Jehan Safwat Raouf was born in Cairo, Egypt, as the first girl and third child of an upper-middle-class family of an Egyptian surgeon father, Safwat Raouf, and English music teacher mother, Gladys Cotterill. Her mother was the daughter of Charles Henry Cotterill, a Sheffield City police superintendent. She was raised as a Muslim according to her father's wishes, but also attended a secondary Christian school for girls in Cairo. As a teenage schoolgirl she was intrigued with Anwar Sadat as a local hero through following reports in the media about his heroic stories and his courage, loyalty, and determination in resisting the British occupation of Egypt. She heard many stories about him from her cousin, whose husband was his colleague in resistance and later in prison. It was at her 15th birthday party that she first met her future husband Anwar Sadat, shortly after his release from prison, where he served two and a half years for his political activities.
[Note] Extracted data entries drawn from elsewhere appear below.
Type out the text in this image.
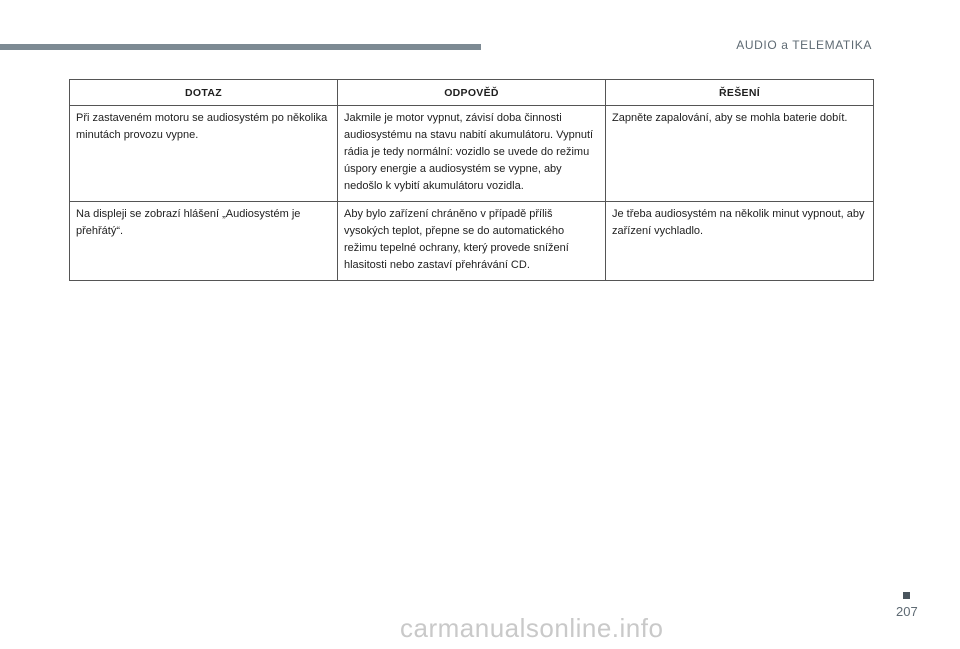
AUDIO a TELEMATIKA
DOTAZ	ODPOVĚĎ	ŘEŠENÍ
Při zastaveném motoru se audiosystém po několika minutách provozu vypne.	Jakmile je motor vypnut, závisí doba činnosti audiosystému na stavu nabití akumulátoru. Vypnutí rádia je tedy normální: vozidlo se uvede do režimu úspory energie a audiosystém se vypne, aby nedošlo k vybití akumulátoru vozidla.	Zapněte zapalování, aby se mohla baterie dobít.
Na displeji se zobrazí hlášení „Audiosystém je přehřátý“.	Aby bylo zařízení chráněno v případě příliš vysokých teplot, přepne se do automatického režimu tepelné ochrany, který provede snížení hlasitosti nebo zastaví přehrávání CD.	Je třeba audiosystém na několik minut vypnout, aby zařízení vychladlo.
207
carmanualsonline.info
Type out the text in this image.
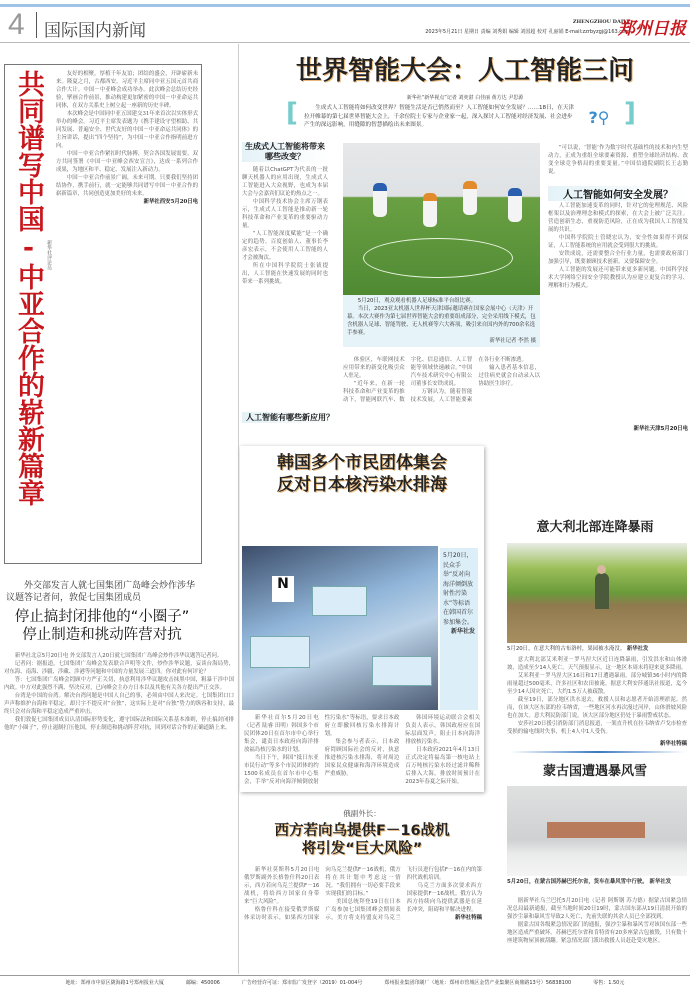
4 国际国内新闻	ZHENGZHOU DAILY
2023年5月21日 星期日 责编 刘秀娟 编辑 刘国超 校对 孔丽娟 E-mail:zzrbyzgj@163.com
郑州日报
共同谱写中国-中亚合作的崭新篇章 新华社评论员

友好的相聚，厚植千年友谊；团结的盛会，开辟崭新未来。隆夏之月，古都西安，习近平主席同中亚五国元首共商合作大计。中国－中亚峰会成功举办。此次峰会总结历史经验，擘画合作前景，推动构建更加紧密的中国－中亚命运共同体，在双方关系史上树立起一座新的历史丰碑。

本次峰会是中国同中亚五国建交31年来首次以实体形式举办的峰会。习近平主席发表题为《携手建设守望相助、共同发展、普遍安全、世代友好的中国－中亚命运共同体》的主旨讲话，提出“四个坚持”，为中国－中亚合作指明前进方向。

中国－中亚合作紧扣时代脉搏，契合各国发展需要。双方共同签署《中国－中亚峰会西安宣言》，达成一系列合作成果，为地区和平、稳定、发展注入新动力。

中国－中亚合作前景广阔，未来可期。只要我们坚持团结协作，携手前行，就一定能够共同谱写中国－中亚合作的崭新篇章，共同创造更加美好的未来。

新华社西安5月20日电

外交部发言人就七国集团广岛峰会炒作涉华议题答记者问，敦促七国集团成员
停止搞封闭排他的“小圈子”
停止制造和挑动阵营对抗

新华社北京5月20日电 外交部发言人20日就七国集团广岛峰会炒作涉华议题答记者问。

记者问：据报道，七国集团广岛峰会发表联合声明等文件，炒作涉华议题，妄谈台海局势，对东海、南海、涉疆、涉藏、涉港等问题和中国的力量发展三道四。你对此有何评论？

答：七国集团广岛峰会罔顾中方严正关切，执意利用涉华议题攻击抹黑中国，粗暴干涉中国内政。中方对此强烈不满、坚决反对，已向峰会主办方日本以及其他有关各方提出严正交涉。

台湾是中国的台湾。解决台湾问题是中国人自己的事，必须由中国人来决定。七国集团口口声声称维护台海和平稳定，却只字不提反对“台独”，这实际上是对“台独”势力的纵容和支持，最终只会对台海和平稳定造成严重冲击。

我们敦促七国集团成员认清国际形势变化，遵守国际法和国际关系基本准则，停止搞封闭排他的“小圈子”，停止遏制打压他国，停止制造和挑动阵营对抗，回到对话合作的正确道路上来。

世界智能大会：人工智能三问
新华社“新华视点”记者 刘奕湛 白佳丽 黄方达 尹思源
[	生成式人工智能将如何改变世界？智能生活是否已悄然而至？人工智能如何安全发展？……18日，在天津拉开帷幕的第七届世界智能大会上，千余位院士专家与企业家一起，深入探讨人工智能对经济发展、社会进步产生的深远影响，用缝隙的智慧描绘出未来图景。	?⚲ ]
生成式人工智能将带来哪些改变？

随着以ChatGPT为代表的一批聊天机器人的应用出现，生成式人工智能进入大众视野，也成为本届大会与会嘉宾们议论的热点之一。

中国科学技术协会主席万钢表示，生成式人工智能是推动新一轮科技革命和产业变革的重要驱动力量。

“人工智能深度赋能”是一个确定的趋势。百度创始人、董事长李彦宏表示，不会使用人工智能的人才会被淘汰。

所在中国科学院院士张钹提出，人工智能在快速发展的同时也带来一系列挑战。

5月20日，观众观看机器人足球标准平台组比赛。
当日，2023亚太机器人世界杯天津国际邀请赛在国家会展中心（天津）开幕。本次大赛作为第七届世界智能大会的重要组成部分，完全采用线下模式，包含机器人足球、智能驾驶、无人机赛等六大赛项，吸引来自国内外的700余名选手参赛。
新华社记者 李然 摄
人工智能如何安全发展？

“可以说，‘智能’作为数字时代基础性的技术和内生型动力，正成为重组全球要素资源、重塑全球经济结构、改变全球竞争格局的重要变量。”中国信通院副院长王志勤说。

人工智能加速变革的同时，针对它的伦理规范、风险框架以及治理理念和模式的探索，在大会上被广泛关注。营造创新生态，重视防范风险，正在成为我国人工智能发展的共识。

中国科学院院士管晓宏认为，安全性如果得不到保证，人工智能系统的应用就会受到很大的挑战。

安铁成说，还需要整合全行业力量，也需要政府部门加强引导，既要兼顾技术创新，又要保障安全。

人工智能的发展还可能带来更多新问题。中国科学技术大学网络空间安全学院教授认为应建立更复合的学习、理解和行为模式。

新华社天津5月20日电
人工智能有哪些新应用？

体验区，车联网技术应用带来的新变化吸引众人驻足。

“近年来，在新一轮科技革命和产业变革的推动下，智能网联汽车、数字化、信息通信、人工智能等领域快速融合。”中国汽车技术研究中心有限公司董事长安铁成说。

万钢认为，随着智能技术发展，人工智能要素在各行业不断渗透。

输入患者基本信息，过往病史就会自动录入以协助医生诊疗。

韩国多个市民团体集会
反对日本核污染水排海
N
5月20日，民众手举“反对向海洋倾倒放射性污染水”等标语在韩国首尔参加集会。
新华社发

新华社首尔5月20日电（记者 陆睿 田明）韩国多个市民团体20日在首尔市中心举行集会，谴责日本政府向海洋排放福岛核污染水的计划。

当日下午，韩国“抵日东亚市民行动”等多个市民团体的约1500名成员在首尔市中心集会，手举“反对向海洋倾倒放射性污染水”等标语，要求日本政府立即撤回核污染水排海计划。

集会参与者表示，日本政府罔顾国际社会的反对，执意推进核污染水排海，将对周边国家民众健康和海洋环境造成严重威胁。

韩国环境运动联合会相关负责人表示，韩国政府应在国际层面发声，阻止日本向海洋排放核污染水。

日本政府2021年4月13日正式决定将福岛第一核电站上百万吨核污染水经过滤并稀释后排入大海，排放时间预计在2023年春夏之际开始。

意大利北部连降暴雨
5月20日，在意大利的古布洛村，果园被水淹没。 新华社发

意大利北部艾米利亚－罗马涅大区近日连降暴雨，引发洪水和山体滑坡，造成至少14人死亡。天气预报显示，这一地区本周末将迎来更多降雨。

艾米利亚－罗马涅大区16日和17日遭遇暴雨，部分城镇36小时内的降雨量超过500毫米，许多社区和农田被淹。据意大利安莎通讯社报道，迄今至少14人因灾死亡，大约1.5万人被疏散。

截至19日，部分地区洪水退去，救援人员和志愿者开始清理淤泥。然而，在该大区东部的拉韦纳省，一些地区河水再次漫过河岸，山体滑坡风险也在加大。意大利民防部门说，该大区部分地区仍处于暴雨警戒状态。

安莎社20日援引消防部门消息报道，一架直升机在拉韦纳省卢戈市检查受损的输电线时失事，机上4人中1人受伤。

新华社特稿
蒙古国遭遇暴风雪
5月20日，在蒙古国苏赫巴托尔省，货车在暴风雪中行驶。 新华社发

据新华社乌兰巴托5月20日电（记者 阿斯钢 苏力德）据蒙古国紧急情况总局最新通报，截至当地时间20日19时，蒙古国东部从19日清晨开始的强沙尘暴和暴风雪导致2人死亡，先前失联的其余人员已全部找到。

据蒙古国各级紧急情况部门的通报，强沙尘暴和暴风雪对该国东部一些地区造成严重破坏。苏赫巴托尔省和肯特省有20多座蒙古包被毁，只有数十座建筑物屋顶被刮翻。紧急情况部门派出救援人员赶赴受灾地区。

俄副外长：
西方若向乌提供F－16战机
将引发“巨大风险”

新华社莫斯科5月20日电 俄罗斯副外长格鲁什科20日表示，西方若向乌克兰提供F－16战机，将给西方国家自身带来“巨大风险”。

格鲁什科在接受俄罗斯媒体采访时表示，如果西方国家向乌克兰提供F－16战机，俄方将在其计划中考虑这一情况。“我们拥有一切必要手段来实现我们的目标。”

美国总统拜登19日在日本广岛参加七国集团峰会期间表示，美方将支持盟友对乌克兰飞行员进行包括F－16在内的第四代战机培训。

乌克兰方面多次要求西方国家提供F－16战机。俄方认为西方持续向乌提供武器是在延长冲突，阻碍和平解决进程。

新华社特稿

地址：郑州市中原区陇海路1号郑州报业大厦	邮编：450006	广告经营许可证：郑市监广发登字（2019）01-004号	郑州报业集团印刷厂（地址：郑州市管城区金岱产业集聚区商鼎路13号）56838100	零售：1.50元
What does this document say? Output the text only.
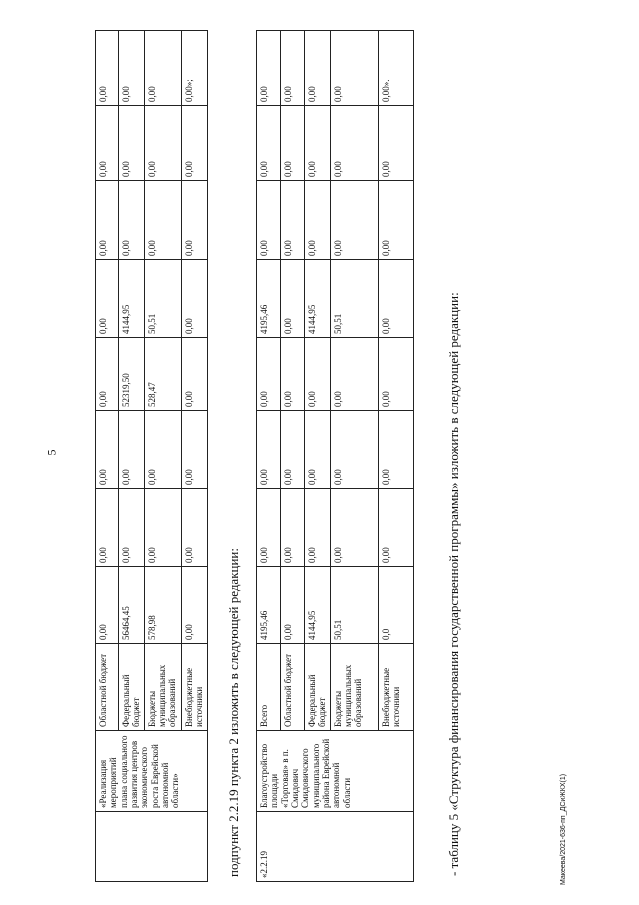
5
Макеева/2021-636-пп_ДСиЖКХ(1)
	«Реализация мероприятий плана социального развития центров экономического роста Еврейской автономной области»	Областной бюджет	0,00	0,00	0,00	0,00	0,00	0,00	0,00	0,00
		Федеральный бюджет	56464,45	0,00	0,00	52319,50	4144,95	0,00	0,00	0,00
		Бюджеты муниципальных образований	578,98	0,00	0,00	528,47	50,51	0,00	0,00	0,00
		Внебюджетные источники	0,00	0,00	0,00	0,00	0,00	0,00	0,00	0,00»;
подпункт 2.2.19 пункта 2 изложить в следующей редакции: «2.2.19	Благоустройство площади «Торговая» в п. Смидович Смидовичского муниципального района Еврейской автономной области	Всего	4195,46	0,00	0,00	0,00	4195,46	0,00	0,00	0,00
		Областной бюджет	0,00	0,00	0,00	0,00	0,00	0,00	0,00	0,00
		Федеральный бюджет	4144,95	0,00	0,00	0,00	4144,95	0,00	0,00	0,00
		Бюджеты муниципальных образований	50,51	0,00	0,00	0,00	50,51	0,00	0,00	0,00
		Внебюджетные источники	0,0	0,00	0,00	0,00	0,00	0,00	0,00	0,00».
- таблицу 5 «Структура финансирования государственной программы» изложить в следующей редакции:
They married on May 29, 1949, after hesitation and objections from her parents to the idea of their daughter marrying a jobless revolutionary. He was 31, she was 15 years 9 months old. Anwar Sadat was subsequently part of the core members of the Free Officers Movement that led the Egyptian Revolution of 1952 which overthrew the monarchy of Egypt and Sudan.
As First Lady
Over the course of 32 years, Sadat was a supportive wife for her rising political husband who would go on to become President of Egypt. She is mother to their three daughters Noha, Jihan, Lobna and son Gamal. She later used her platform as the first lady of Egypt to touch the lives of millions inside her country, and served as a role model for women everywhere. She helped change the world’s image of Arab women during the 1970s, while undertaking volunteer work, and participating in non-governmental service to the less fortunate.
Non-governmental services
Sadat played a key role in reforming Egypt's civil rights laws during the late 1970s. Often called “Jehan’s Laws” new statutes advanced by her granted women a variety of new rights, including those to alimony and custody of children in the event of divorce. After visiting wounded soldiers at the Suez front during the Six-Day War in 1967, she founded al Wafa’ Wa AmalRehabilitation Center, which offers disabled war veterans medical and rehabilitation services and vocational training. The center is supported by donations from around the world and now serves visually impaired children and has a worldwide known music and choir band. She has also played crucial roles in the formation of the Talla Society, a cooperative in the Nile Delta region that assists local women in becoming self-sufficient; the Egyptian Society for Cancer Patients and the Egyptian Blood Bank; and SOS Children's Villages in Egypt, an organization that provides orphans new homes in a family environment. She headed the Egyptian delegation to the UN International Women’s Conferences in Mexico City and Copenhagen. She is founder of the Arab-African Women’s League. As an activist she has hosted and participated in numerous conferences throughout the world concerning women’s issues, children’s welfare, and peace in Africa, Asia, Europe, and North and South America.